En même temps, le simple désir que quelque chose se produise peut nous amener à surestimer la probabilité que cela se produise et, en particulier, la probabilité que cela nous arrive. Beaucoup sinon la plupart des espoirs sont dans une certaine mesure faux, mais certains, tels que l'espoir de gagner à la loterie, sont au-delà du seau.

Alors que des espoirs réalistes ou raisonnables peuvent nous élever et nous faire avancer, de faux espoirs prolongent notre tourment, conduisant inévitablement à la frustration, à la déception et au ressentiment. En empêchant l'engagement avec la réalité, de faux espoirs enracinent une attitude de passivité et de servilité.

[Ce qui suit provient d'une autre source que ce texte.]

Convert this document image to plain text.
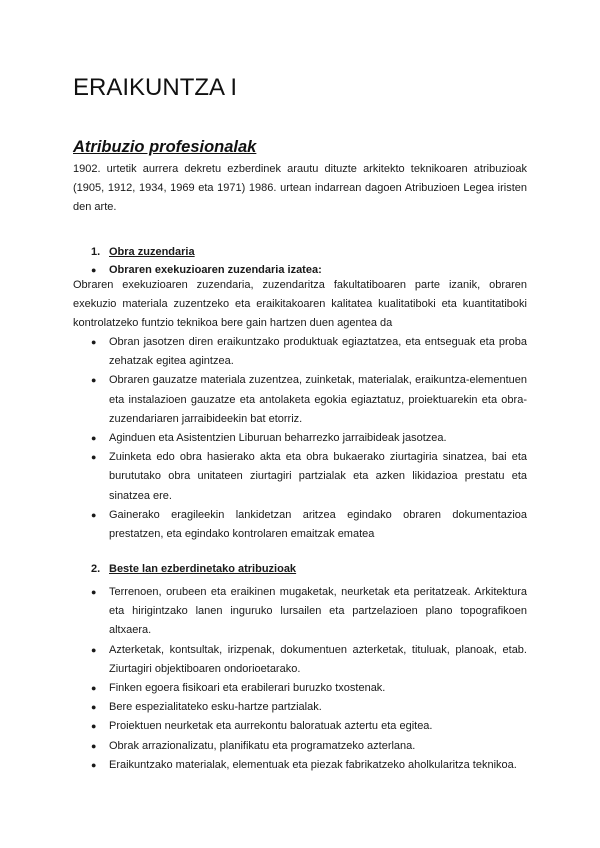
ERAIKUNTZA I
Atribuzio profesionalak

1902. urtetik aurrera dekretu ezberdinek arautu dituzte arkitekto teknikoaren atribuzioak (1905, 1912, 1934, 1969 eta 1971) 1986. urtean indarrean dagoen Atribuzioen Legea iristen den arte.

1. Obra zuzendaria
● Obraren exekuzioaren zuzendaria izatea:

Obraren exekuzioaren zuzendaria, zuzendaritza fakultatiboaren parte izanik, obraren exekuzio materiala zuzentzeko eta eraikitakoaren kalitatea kualitatiboki eta kuantitatiboki kontrolatzeko funtzio teknikoa bere gain hartzen duen agentea da

● Obran jasotzen diren eraikuntzako produktuak egiaztatzea, eta entseguak eta proba zehatzak egitea agintzea.
● Obraren gauzatze materiala zuzentzea, zuinketak, materialak, eraikuntza-elementuen eta instalazioen gauzatze eta antolaketa egokia egiaztatuz, proiektuarekin eta obra-zuzendariaren jarraibideekin bat etorriz.
● Aginduen eta Asistentzien Liburuan beharrezko jarraibideak jasotzea.
● Zuinketa edo obra hasierako akta eta obra bukaerako ziurtagiria sinatzea, bai eta burututako obra unitateen ziurtagiri partzialak eta azken likidazioa prestatu eta sinatzea ere.
● Gainerako eragileekin lankidetzan aritzea egindako obraren dokumentazioa prestatzen, eta egindako kontrolaren emaitzak ematea
2. Beste lan ezberdinetako atribuzioak
● Terrenoen, orubeen eta eraikinen mugaketak, neurketak eta peritatzeak. Arkitektura eta hirigintzako lanen inguruko lursailen eta partzelazioen plano topografikoen altxaera.
● Azterketak, kontsultak, irizpenak, dokumentuen azterketak, tituluak, planoak, etab. Ziurtagiri objektiboaren ondorioetarako.
● Finken egoera fisikoari eta erabilerari buruzko txostenak.
● Bere espezialitateko esku-hartze partzialak.
● Proiektuen neurketak eta aurrekontu baloratuak aztertu eta egitea.
● Obrak arrazionalizatu, planifikatu eta programatzeko azterlana.
● Eraikuntzako materialak, elementuak eta piezak fabrikatzeko aholkularitza teknikoa.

Lâcher de faux espoirs peut nous libérer, mais, malheureusement, la liberté n'est pas pour tout le monde. Bien que semblables aux délires grandioses vus dans la manie, les fausses espérances peuvent être tout ce qu'une personne doit continuer, empêcher l'ego de se désintégrer, et, en résumé, rester sain d'esprit. Une telle personne ne peut tout simplement pas se permettre d'être libre.

L'espoir est généralement mal reçu par les philosophes parce qu'il est en grande partie irrationnel et tellement contraire aux valeurs et à l'auto-construction du philosophe, qui pourtant ne philosopherait pas sans l'espoir que philosopher pourrait faire quelque chose pour lui. Pour de nombreux philosophes, l'espoir est un signe d'impuissance, une régression de la réalité dans la fantaisie, bon pour les enfants et Pandora, peut-être, mais certainement pas pour les hommes adultes.

Les philosophes existentialistes partagent le mépris de leurs frères pour l'espoir, soutenant qu'en cachant les dures vérités de la condition humaine, l'espoir peut nous mener vers une vie désengagée et inauthentique.

Pourtant, les existentialistes ont aussi quelque chose de très intéressant à dire sur l'espoir.

Dans son essai de 1942, Le mythe de Sisyphe, Albert Camus compare la condition humaine à la détresse de Sisyphe, un roi mythologique d'Éphyre qui fut puni pour sa tromperie chronique en se faisant répéter pour toujours la même tâche insensée de pousser un rocher une montagne, seulement pour le voir redescendre.

Camus conclut: «La lutte jusqu'au sommet est déjà suffisante pour remplir le cœur d'un homme. Il faut imaginer Sisyphe heureux. [ La lutte contre les sommets suffit à remplir un coeur d'homme. Il faut s'imaginer Sisyphe heureux. ]

Même dans un état de désespoir total, Sisyphe peut toujours être heureux. En effet, il est heureux justement parce qu'il est dans un état de désespoir total, parce qu'en le reconnaissant et en acceptant le désespoir de sa condition, il le transcende en même temps.

En terminant: nous pouvons avoir des espoirs, en effet, nous devons avoir des espoirs; mais nous devons également avoir un aperçu de nos espoirs, et dans le processus et la nature de l'espoir.

Sinon, nous nous prendrons trop au sérieux et en souffrirons.

Neel Burton est l'auteur de Heaven and Hell: La psychologie des émotions et d'autres livres.